WEEK 7 Flashcards
(66 cards)
MEDIATORS OF INFLAMMATION
- Inflammatory mediators (initiate and control inflammation) include histamine, kinins (bradykinin), neuropeptides, cytokines, eicosanoids etc
- What are eicosanoids? (prostaglandins)
- Group of polyunsaturated fatty acids
- Formed from arachidonic acid in phospholipid layer of cell membranes
- Important→ involved in majority of inflammatory reactions
- Most anti-inflammatory therapy is based on the manipulation of their biosynthesis
PROSTAGLANDINS (PGs) (eicosanoids)
- Kidney→ maintaining renal blood flow
- Inflammation → vasodilation and increased capillary permeability
- Stomach→ Lowers acid/ pepsin secretion, increases mucus secretion
- Platelets→ Aggregation
- Pain→ Central and peripheral mediator release
- Fever→ Pyrogen production
- Pregnant uterus→ Smooth muscle contraction
ANTI-INFLAMMATORY DRUGS
- Main drugs used for their broad spectrum anti-inflammatory effects are: NSAIDS and Steroidal anti-inflammatory drugs (glucocorticoids)
- Both classes exert their effect by inhibiting the formation of eicosanoids
- Anti inflammatory drugs used under more limited circumstances include:
- Disease modifying anti rheumatic drugs (DMARDS)
- Drugs used to treat gout
- Antihistamines
NSAIDs (Non steroidal anti-inflammatory drugs) OVERVIEW
- Grouped based on common mechanism of action- inhibition of cyclooxygenase (COX)
- Mixture of synthetic and semisynthetic drugs, >50 on the market
- First- generation NSAIDs– aspirin & Second generation NSAIDs- coxibs
NSAIDs (Non steroidal anti-inflammatory drugs) Pharmacological actions of NSAIDs
- Drugs share common therapeutic properties; analgesia (pain), anti-inflammatory (inflammation) anti-pyretic (fever)

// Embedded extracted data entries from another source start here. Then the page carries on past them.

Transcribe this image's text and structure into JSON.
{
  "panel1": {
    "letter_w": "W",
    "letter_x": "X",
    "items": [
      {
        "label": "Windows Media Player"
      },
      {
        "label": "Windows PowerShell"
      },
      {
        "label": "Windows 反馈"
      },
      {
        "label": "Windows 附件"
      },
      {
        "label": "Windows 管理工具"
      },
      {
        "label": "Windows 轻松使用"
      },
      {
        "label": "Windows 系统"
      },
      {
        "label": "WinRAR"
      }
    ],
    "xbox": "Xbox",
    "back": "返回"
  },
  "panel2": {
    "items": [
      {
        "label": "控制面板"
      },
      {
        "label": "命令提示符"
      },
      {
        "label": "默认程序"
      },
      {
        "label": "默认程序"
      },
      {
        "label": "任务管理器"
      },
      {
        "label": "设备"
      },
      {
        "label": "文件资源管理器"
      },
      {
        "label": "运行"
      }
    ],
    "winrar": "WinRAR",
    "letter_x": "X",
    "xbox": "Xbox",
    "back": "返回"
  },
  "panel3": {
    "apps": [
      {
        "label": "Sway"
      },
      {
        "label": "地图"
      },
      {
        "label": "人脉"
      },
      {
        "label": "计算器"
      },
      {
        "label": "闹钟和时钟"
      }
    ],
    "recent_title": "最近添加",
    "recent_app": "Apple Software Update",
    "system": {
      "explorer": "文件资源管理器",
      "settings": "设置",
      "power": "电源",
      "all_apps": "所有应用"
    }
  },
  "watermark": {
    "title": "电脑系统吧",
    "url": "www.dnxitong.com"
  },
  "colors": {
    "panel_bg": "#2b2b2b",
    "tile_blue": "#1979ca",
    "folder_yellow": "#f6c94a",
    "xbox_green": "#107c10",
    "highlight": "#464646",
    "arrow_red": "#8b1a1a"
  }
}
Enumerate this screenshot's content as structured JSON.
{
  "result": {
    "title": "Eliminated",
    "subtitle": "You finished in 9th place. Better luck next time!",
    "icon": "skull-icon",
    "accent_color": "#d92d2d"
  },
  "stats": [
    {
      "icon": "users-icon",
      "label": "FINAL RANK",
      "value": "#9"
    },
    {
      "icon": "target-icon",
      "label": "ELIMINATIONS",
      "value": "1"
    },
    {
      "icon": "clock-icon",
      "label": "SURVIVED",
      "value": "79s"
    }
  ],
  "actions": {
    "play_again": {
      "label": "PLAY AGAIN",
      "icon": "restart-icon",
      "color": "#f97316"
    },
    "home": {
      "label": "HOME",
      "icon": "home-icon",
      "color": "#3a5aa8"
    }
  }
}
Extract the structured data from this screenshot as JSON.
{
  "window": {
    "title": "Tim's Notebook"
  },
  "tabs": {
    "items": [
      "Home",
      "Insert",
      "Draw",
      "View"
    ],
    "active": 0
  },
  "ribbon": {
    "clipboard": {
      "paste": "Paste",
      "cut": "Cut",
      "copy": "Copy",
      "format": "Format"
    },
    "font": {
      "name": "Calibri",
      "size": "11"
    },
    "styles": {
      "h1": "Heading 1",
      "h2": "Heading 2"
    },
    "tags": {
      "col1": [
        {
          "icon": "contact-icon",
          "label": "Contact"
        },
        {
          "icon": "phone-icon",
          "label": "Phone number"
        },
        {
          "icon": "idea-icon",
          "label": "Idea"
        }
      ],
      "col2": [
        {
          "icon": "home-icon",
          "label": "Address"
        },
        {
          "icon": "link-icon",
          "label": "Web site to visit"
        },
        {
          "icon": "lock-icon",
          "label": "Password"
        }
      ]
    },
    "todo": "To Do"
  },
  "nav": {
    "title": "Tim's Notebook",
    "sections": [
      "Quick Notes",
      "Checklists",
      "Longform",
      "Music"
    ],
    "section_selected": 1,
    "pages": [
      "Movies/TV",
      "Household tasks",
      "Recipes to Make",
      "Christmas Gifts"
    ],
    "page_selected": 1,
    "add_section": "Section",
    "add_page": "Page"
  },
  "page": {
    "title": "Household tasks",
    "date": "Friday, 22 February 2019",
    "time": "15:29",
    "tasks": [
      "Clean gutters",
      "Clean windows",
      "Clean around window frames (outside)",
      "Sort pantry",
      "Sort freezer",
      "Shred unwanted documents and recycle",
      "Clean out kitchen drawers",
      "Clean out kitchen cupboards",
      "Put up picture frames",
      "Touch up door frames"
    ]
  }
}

- Antiplatelet effect; aspirin inhibits platelet aggregation; irreversible inhibition of COX1→ reduced thromboxane synthesis→ use after myocardial infarction and stroke to prevent vascular occlusion
NSAIDs (Non steroidal anti-inflammatory drugs) ANALGESIC ACTIONS
- Peripheral effects→anti-inflammatory action→ inhibits PG production at site of pain and inflammation
- PGs (E&F) sensitise nociceptive fibre nerve endings to other inflammatory mediators (e.g. histamine) amplifying basic pain message
- Small component of analgesic action is due to a central effect (mainly in the spinal cord) reducing PG synthesis
NSAIDs (Non steroidal anti-inflammatory drugs) ANTI-INFLAMMATORY ACTIONS
- PGs produce vasodilation; facilitates actions of other mediators → Increased vascular permeability leading to oedema
- Inhibition of PG synthesis reduces this part of inflammatory reaction
- NSAIDs do not inhibit other mediators involved in an inflammatory reaction; thus inflammatory cell accumulation for example, is not inhibited
NSAIDs (Non steroidal anti-inflammatory drugs) ANTIPYRETIC ACTIONS
- During a fever, leukocytes release inflammatory pyrogens (e.g IL-1) as part of the immune response
- IL-1 stimulates generation of PAGEs in hypothalamus which cause the set-point for temp to increase
- The antipyretic effect of NSAIDs is largely through their inhibition of PGE production
- NSAIDs do not affect temperature under normal circumstances or in heat stroke
NSAIDs (Non steroidal anti-inflammatory drugs) ANTIPLATELET ACTION
- Aspirin inhibits platelet aggregation due to irreversible inhibition of COX-1→ reduced thromboxane (TXA2) synthesis
- Use after myocardial infarction and stroke to prevent vascular occlusion; Increased bleeding time as a side effect
- Antiplatelet action may link to the chemopreventive properties of NSAIDs against colorectal cancer
NSAIDs (Non steroidal anti-inflammatory drugs) MECHANISMS OF ACTION
- All NSAIDs possess the ability to inhibition the enzyme cyclooxygenase
- COX is involved in the metabolism of arachidonic acid to form the prostanoids i.e. the classical prostaglandins (PGs) prostacyclin (PGI2) and thromboxane A2 (TXA2)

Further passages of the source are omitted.